A self-sufficient people

Teodoro Schmidt / La Araucanía / Chile
PHOTOGRAPHY  Catalina Juger
TEXT Marisa Batalla


Commission for FIMI (english)
Encargo para FIMI (español) 


























Every morning, Hermo Hernán Antilef thanks the creator for the health and life of his neighbors  in the community of Teodoro Schmidt, located in the southern Araucanía region of Chile, the most impoverished in the country. He gives thanks, above all, for his wife, son and two daughters. The oldest is a nurse, the boy an electrician and the youngest daughter is still in school, studying from home as a result of the pandemic, but with serious limitations in connectivity. She represents one of the many inequalities that have deepened due to COVID-19: the digital divide. "It’s like we are always last," says Hermo. He believes that the Chilean state only gives them what is left over, not what they need.

“The Indigenous People in Chile have always been abandoned. We do not have real recognition. They say that there are native peoples, but they do not give it the validity that they [we] really have,” he says.










Chile has eight Indigenous Communities, one of them being the Mapuche. Hermo Antilef and his family are Lafkenche, one of the six territorial identities belonging to the Mapuche people. The Lafkenche define their place in the world, their culture, their worldview, and their historical-spiritual identity based on their links with the ocean and water. But that story is being lost.

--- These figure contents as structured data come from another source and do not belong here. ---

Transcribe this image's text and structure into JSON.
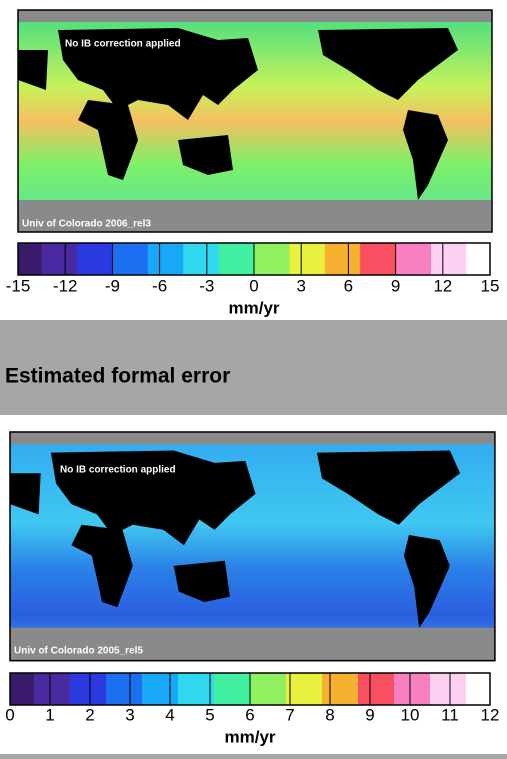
{
  "panels": [
    {
      "annotation_top": "No IB correction applied",
      "annotation_bottom": "Univ of Colorado 2006_rel3",
      "colorbar": {
        "ticks": [
          -15,
          -12,
          -9,
          -6,
          -3,
          0,
          3,
          6,
          9,
          12,
          15
        ],
        "unit": "mm/yr"
      }
    },
    {
      "annotation_top": "No IB correction applied",
      "annotation_bottom": "Univ of Colorado 2005_rel5",
      "colorbar": {
        "ticks": [
          0,
          1,
          2,
          3,
          4,
          5,
          6,
          7,
          8,
          9,
          10,
          11,
          12
        ],
        "unit": "mm/yr"
      }
    }
  ],
  "heading": "Estimated formal error"
}
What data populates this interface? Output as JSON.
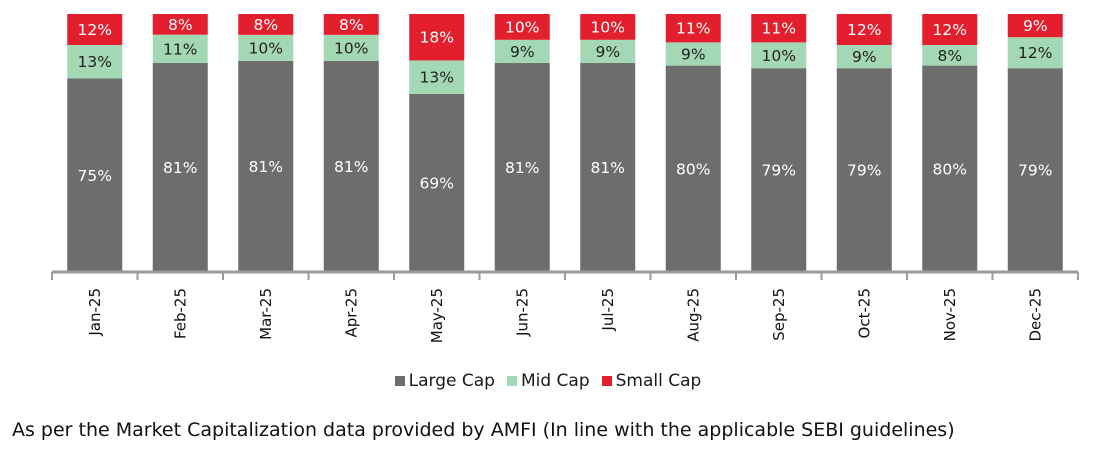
{
  "chart_data": {
    "type": "bar",
    "stacked": true,
    "categories": [
      "Jan-25",
      "Feb-25",
      "Mar-25",
      "Apr-25",
      "May-25",
      "Jun-25",
      "Jul-25",
      "Aug-25",
      "Sep-25",
      "Oct-25",
      "Nov-25",
      "Dec-25"
    ],
    "series": [
      {
        "name": "Large Cap",
        "color": "#6d6d6d",
        "label_color": "#ffffff",
        "values": [
          75,
          81,
          81,
          81,
          69,
          81,
          81,
          80,
          79,
          79,
          80,
          79
        ]
      },
      {
        "name": "Mid Cap",
        "color": "#a4d8b4",
        "label_color": "#222222",
        "values": [
          13,
          11,
          10,
          10,
          13,
          9,
          9,
          9,
          10,
          9,
          8,
          12
        ]
      },
      {
        "name": "Small Cap",
        "color": "#e31e2d",
        "label_color": "#ffffff",
        "values": [
          12,
          8,
          8,
          8,
          18,
          10,
          10,
          11,
          11,
          12,
          12,
          9
        ]
      }
    ],
    "value_suffix": "%",
    "ylim": [
      0,
      100
    ],
    "legend_position": "bottom",
    "gridlines": false
  },
  "footnote": "As per the Market Capitalization data provided by AMFI (In line with the applicable SEBI guidelines)"
}
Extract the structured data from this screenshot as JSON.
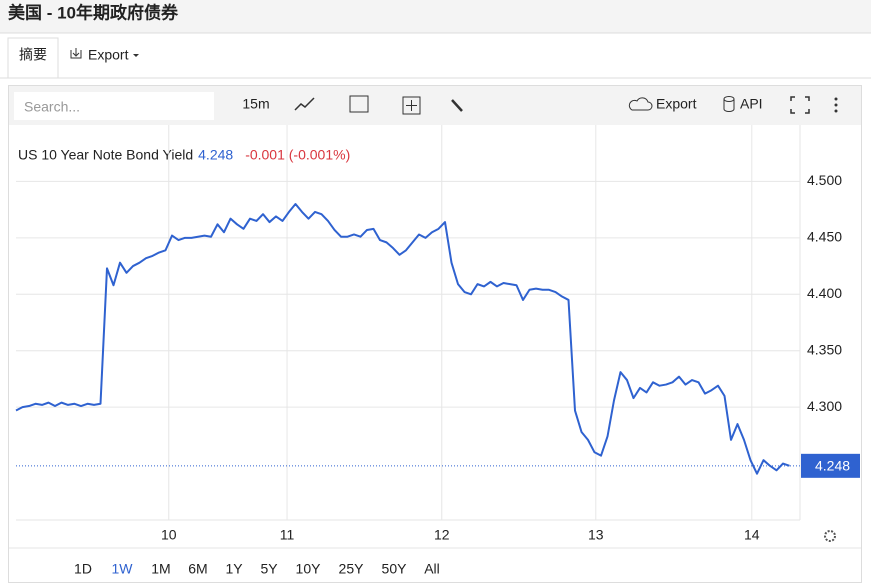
{
  "header": {
    "title": "美国 - 10年期政府债券"
  },
  "tabs": [
    "摘要",
    "Export"
  ],
  "toolbar": {
    "search_placeholder": "Search...",
    "interval": "15m",
    "export": "Export",
    "api": "API"
  },
  "chart_data": {
    "type": "line",
    "change": "-0.001 (-0.001%)",
    "series": [
      {
        "name": "US 10 Year Note Bond Yield",
        "color": "#2f62d0",
        "values": [
          4.297,
          4.3,
          4.301,
          4.303,
          4.302,
          4.304,
          4.301,
          4.304,
          4.302,
          4.303,
          4.301,
          4.303,
          4.302,
          4.303,
          4.423,
          4.408,
          4.428,
          4.419,
          4.425,
          4.428,
          4.432,
          4.434,
          4.437,
          4.439,
          4.452,
          4.448,
          4.45,
          4.45,
          4.451,
          4.452,
          4.451,
          4.462,
          4.455,
          4.467,
          4.462,
          4.458,
          4.467,
          4.465,
          4.471,
          4.464,
          4.469,
          4.465,
          4.473,
          4.48,
          4.473,
          4.467,
          4.473,
          4.471,
          4.465,
          4.457,
          4.451,
          4.451,
          4.453,
          4.451,
          4.457,
          4.458,
          4.448,
          4.446,
          4.441,
          4.435,
          4.439,
          4.446,
          4.453,
          4.45,
          4.455,
          4.458,
          4.464,
          4.428,
          4.409,
          4.402,
          4.4,
          4.409,
          4.407,
          4.411,
          4.407,
          4.41,
          4.409,
          4.408,
          4.395,
          4.404,
          4.405,
          4.404,
          4.404,
          4.402,
          4.398,
          4.395,
          4.297,
          4.278,
          4.271,
          4.26,
          4.257,
          4.274,
          4.306,
          4.331,
          4.324,
          4.308,
          4.317,
          4.313,
          4.322,
          4.319,
          4.32,
          4.322,
          4.327,
          4.32,
          4.324,
          4.322,
          4.312,
          4.315,
          4.319,
          4.31,
          4.271,
          4.285,
          4.271,
          4.253,
          4.241,
          4.253,
          4.248,
          4.244,
          4.25,
          4.248
        ]
      }
    ],
    "xlim": [
      0,
      121
    ],
    "xticks": [
      {
        "value": 23.5,
        "label": "10"
      },
      {
        "value": 41.7,
        "label": "11"
      },
      {
        "value": 65.5,
        "label": "12"
      },
      {
        "value": 89.2,
        "label": "13"
      },
      {
        "value": 113.2,
        "label": "14"
      }
    ],
    "ylim": [
      4.2,
      4.55
    ],
    "yticks": [
      {
        "value": 4.3,
        "label": "4.300"
      },
      {
        "value": 4.35,
        "label": "4.350"
      },
      {
        "value": 4.4,
        "label": "4.400"
      },
      {
        "value": 4.45,
        "label": "4.450"
      },
      {
        "value": 4.5,
        "label": "4.500"
      }
    ],
    "grid": true
  },
  "ranges": [
    "1D",
    "1W",
    "1M",
    "6M",
    "1Y",
    "5Y",
    "10Y",
    "25Y",
    "50Y",
    "All"
  ],
  "active_range": 1
}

The youth, in the absence of options for the future, migrate to cities and lose their native tongue. For Hermo, depriving Indigenous People of their languages has been part of the State's strategy to make them disappear completely. He is determined to prevent this from happening. "You cannot let a people who have so much value die," he says. "The Mapuche people have been resistant, steady and strong". Today, they are also organized.












The current Chilean Constitution, a legacy of the military dictator Augusto Pinochet, who ruled Chile from 1974 to 1990, does not mention Indigenous Communities even once, nor does it recognize Chile as a multicultural and multi-ethnic country. To Hermo it seems clear that the social upheaval that began in 2019 shook the State as the people, no longer afraid, rose up to demand their rights.

These massive mobilizations led to a referendum on whether or not Chileans wanted a new Constitution and, if so, what would be the mechanism to draft it. The referendum was successful and Hermo hopes that the new Constitution will recognize Indigenous Peoples and their rights. There are indications that this will be the case: days after this interview with Hermo, the Constitutional Convention elected a Mapuche woman, Elisa Loncón, as its president.








Hermo Antilef is still concerned about lack of opportunities, lack of resources and the State's will to invest in Indigenous Peoples. For example, Teodoro Schmidt’s closest hospital is 100 kilometers away, takes three hours to reach and their traditional medicine is not respected, even though they need it.

The community has access to education, but, as with health, that essential service has been privatized. Prevalent racism also means that, even with the same education, an indigenous child will not be valued the same way by Chilean society as one with "blue eyes," Hermo says.

Hermo's aspiration for his community is that everyone can achieve a healthier diet by consuming what they produce. To achieve this, he believes that you have to know how to take care of the land since without it there is no life. "The land gives birth to you, it feeds you and waits for your return," he says.

For these reasons, Hermo and his community organized and presented a project before the International Fund for Agricultural Development (IFAD). This institution gave them financial support, through its Indigenous Peoples Assistance Facility (IPAF) fund, and the International Indigenous Women’s Forum (FIMI) helped them implement the project. Community members have carried out collective training based on a model of cultural, environment and gender equality to assure that future Lafkenche leaders will have the necessary skills to administer their territories. Though the workshops focused on young people, community members of all ages participated.










The workshops have left both tangible and intangible results, imparting technical knowledge and new perspectives. Hermo says that "it has helped them to hold their head up and see what they can be and can do." He has a clear goal: for the Indigenous Peoples of Chile to be self-sufficient, free to feed themselves, educate themselves and heal themselves in harmony with nature and on the basis of their cosmovision.

Until that comes to pass, he will continue to respect his land and water, just as his elders taught him. Hermo insists that he is only a human being and that "nature is made perfect." She doesn't need us to take care of her because, on the contrary, she takes care of us. Therefore, he says, we must be responsible with what she gives us. There is, in the Lafkenche community, a term for this attitude of respect for all life: Ixtrofil Mögen (well-being).